Core Skills: ML Engineers have a thorough understanding of data structures, algorithms and object-oriented programming. They also have a background in classical and modern machine learning techniques such as decision trees, clustering, regression and neural networks as well. Their core competencies include mining structured and unstructured data and feature engineering.
Career Avenue: Machine Learning Engineers need to have technical depth and understanding of classical ML techniques and Deep Learning. This specialization course provides an in-depth understanding of popular Deep Learning frameworks, TensorFlow and Keras and how to build neural networks. Candidates can level-up their skills with relevant case studies on computer vision, text data processing, image processing, speech analytics (Speech to text / Voice tonality) and IOT.
6) Big Data Specialist
Role: Big Data Specialists are at the forefront of solving the most complex data challenges, especially in consumer facing companies which experience high volumes of data. Companies require Big Data Specialists who has experience with database and analytics technologies, can work in an enterprise environment and can lead global data warehousing and analytics projects. This role also goes by the title of Big Data Developer or Database Engineer.
Core Skills: Experience with big data technologies Hadoop, Spark, Pig and Hive in addition to knowledge of OLAP and reporting. Understanding of statistics and machine learning is a value-add. Experience with Statistics and Machine Learning.
Career Avenue: So how does one build hands-on experience as a big data specialist or big data developer. This advanced certification from AnalytixLabs provides the competencies in database technologies and advanced analytics concepts and gives candidates access to virtual labs to get hands-on training. You can learn some of the most in-demand database ecosystem tools like Hadoop, Apache Spark, Hive, Spark Streaming and Python for data analysis.
7) MIS Consultant/ Data Visualization Consultant
Role: MIS Consultants are tasked with designing and managing a platform for collection of data, reporting and dashboarding skills. Data Visualization experts gather data, analyze data and work on reporting and dashboarding. They are tasked with leading and designing reports and dashboards and have extensive experience with a range of BI tools and SQL.

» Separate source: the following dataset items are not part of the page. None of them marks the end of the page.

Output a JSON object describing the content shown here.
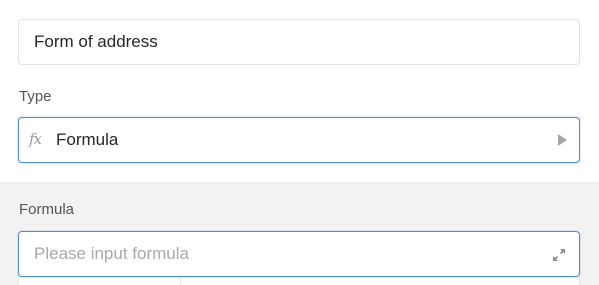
{
  "name_field": {
    "value": "Form of address"
  },
  "type_field": {
    "label": "Type",
    "icon": "fx-icon",
    "value": "Formula",
    "caret_icon": "caret-right-icon"
  },
  "formula_field": {
    "label": "Formula",
    "placeholder": "Please input formula",
    "expand_icon": "expand-icon"
  },
  "colors": {
    "focus_border": "#4a90d9",
    "section_background": "#f2f2f2",
    "border": "#e2e2e2"
  }
}
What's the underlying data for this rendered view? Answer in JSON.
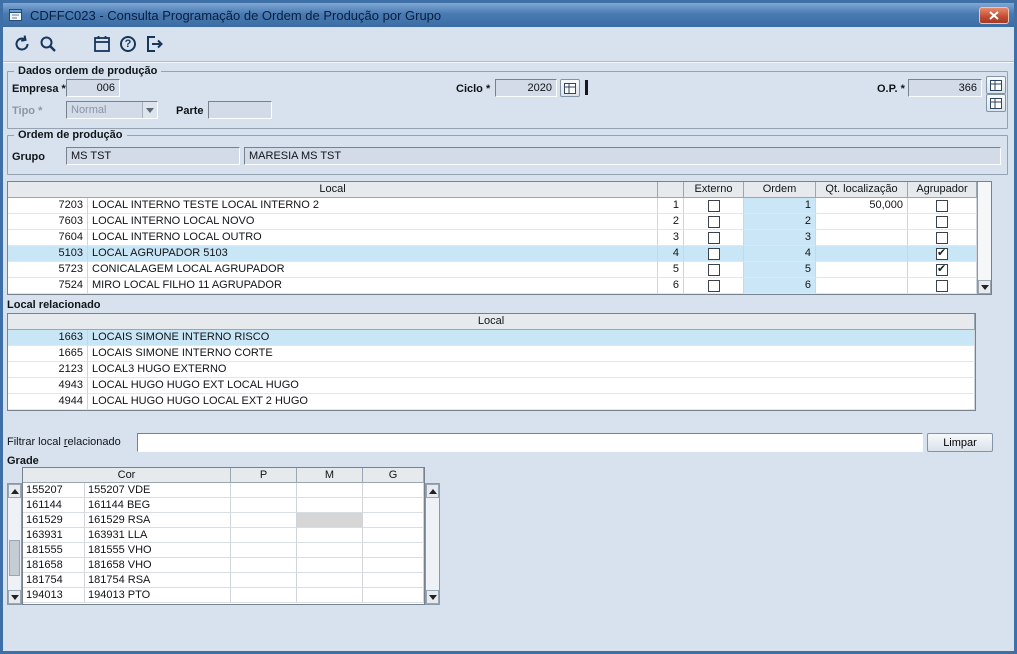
{
  "window": {
    "title": "CDFFC023 - Consulta Programação de Ordem de Produção por Grupo"
  },
  "toolbar": {
    "help_glyph": "?",
    "buttons": [
      "undo",
      "search",
      "calendar",
      "help",
      "exit"
    ]
  },
  "colors": {
    "frame": "#3f6fa7",
    "titlebar": "#4a7ab2",
    "background": "#d8e2ee",
    "selection": "#c9e6f7",
    "close_button": "#c14a32",
    "disabled_field": "#d2dbe7"
  },
  "dados": {
    "group_title": "Dados ordem de produção",
    "empresa_label": "Empresa *",
    "empresa_value": "006",
    "ciclo_label": "Ciclo *",
    "ciclo_value": "2020",
    "op_label": "O.P. *",
    "op_value": "366",
    "tipo_label": "Tipo *",
    "tipo_value": "Normal",
    "parte_label": "Parte",
    "parte_value": ""
  },
  "ordem": {
    "group_title": "Ordem de produção",
    "grupo_label": "Grupo",
    "grupo_code": "MS TST",
    "grupo_name": "MARESIA MS TST"
  },
  "locais": {
    "headers": {
      "local": "Local",
      "externo": "Externo",
      "ordem": "Ordem",
      "qt": "Qt. localização",
      "agrupador": "Agrupador"
    },
    "rows": [
      {
        "code": "7203",
        "name": "LOCAL INTERNO TESTE LOCAL INTERNO 2",
        "seq": "1",
        "externo": false,
        "ordem": "1",
        "qt": "50,000",
        "agrupador": false,
        "selected": false
      },
      {
        "code": "7603",
        "name": "LOCAL INTERNO LOCAL NOVO",
        "seq": "2",
        "externo": false,
        "ordem": "2",
        "qt": "",
        "agrupador": false,
        "selected": false
      },
      {
        "code": "7604",
        "name": "LOCAL INTERNO LOCAL OUTRO",
        "seq": "3",
        "externo": false,
        "ordem": "3",
        "qt": "",
        "agrupador": false,
        "selected": false
      },
      {
        "code": "5103",
        "name": "LOCAL AGRUPADOR 5103",
        "seq": "4",
        "externo": false,
        "ordem": "4",
        "qt": "",
        "agrupador": true,
        "selected": true
      },
      {
        "code": "5723",
        "name": "CONICALAGEM LOCAL AGRUPADOR",
        "seq": "5",
        "externo": false,
        "ordem": "5",
        "qt": "",
        "agrupador": true,
        "selected": false
      },
      {
        "code": "7524",
        "name": "MIRO LOCAL FILHO 11 AGRUPADOR",
        "seq": "6",
        "externo": false,
        "ordem": "6",
        "qt": "",
        "agrupador": false,
        "selected": false
      }
    ]
  },
  "relacionado": {
    "group_title": "Local relacionado",
    "header_local": "Local",
    "rows": [
      {
        "code": "1663",
        "name": "LOCAIS SIMONE INTERNO RISCO",
        "selected": true
      },
      {
        "code": "1665",
        "name": "LOCAIS SIMONE INTERNO CORTE",
        "selected": false
      },
      {
        "code": "2123",
        "name": "LOCAL3 HUGO EXTERNO",
        "selected": false
      },
      {
        "code": "4943",
        "name": "LOCAL HUGO HUGO EXT LOCAL HUGO",
        "selected": false
      },
      {
        "code": "4944",
        "name": "LOCAL HUGO HUGO LOCAL EXT 2 HUGO",
        "selected": false
      }
    ]
  },
  "filtro": {
    "label_pre": "Filtrar local ",
    "label_accel": "r",
    "label_post": "elacionado",
    "value": "",
    "limpar_label": "Limpar"
  },
  "grade": {
    "group_title": "Grade",
    "headers": {
      "cor": "Cor",
      "p": "P",
      "m": "M",
      "g": "G"
    },
    "rows": [
      {
        "code": "155207",
        "desc": "155207 VDE",
        "m_selected": false
      },
      {
        "code": "161144",
        "desc": "161144 BEG",
        "m_selected": false
      },
      {
        "code": "161529",
        "desc": "161529 RSA",
        "m_selected": true
      },
      {
        "code": "163931",
        "desc": "163931 LLA",
        "m_selected": false
      },
      {
        "code": "181555",
        "desc": "181555 VHO",
        "m_selected": false
      },
      {
        "code": "181658",
        "desc": "181658 VHO",
        "m_selected": false
      },
      {
        "code": "181754",
        "desc": "181754 RSA",
        "m_selected": false
      },
      {
        "code": "194013",
        "desc": "194013 PTO",
        "m_selected": false
      }
    ]
  }
}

Core Skills: Data Mining, reporting, writing SQL queries and dashboarding and collaborating with team members are some of the core skills required.
Career Avenue: This advanced training certification goes beyond Excel and provides job-oriented Analytics & Reporting skills with MS-Excel, VBA, MS-Access, SQL and Tableau. In addition to this, there is a strong focus on dashboarding skills, VBA macros which are strengthened with insightful case studies.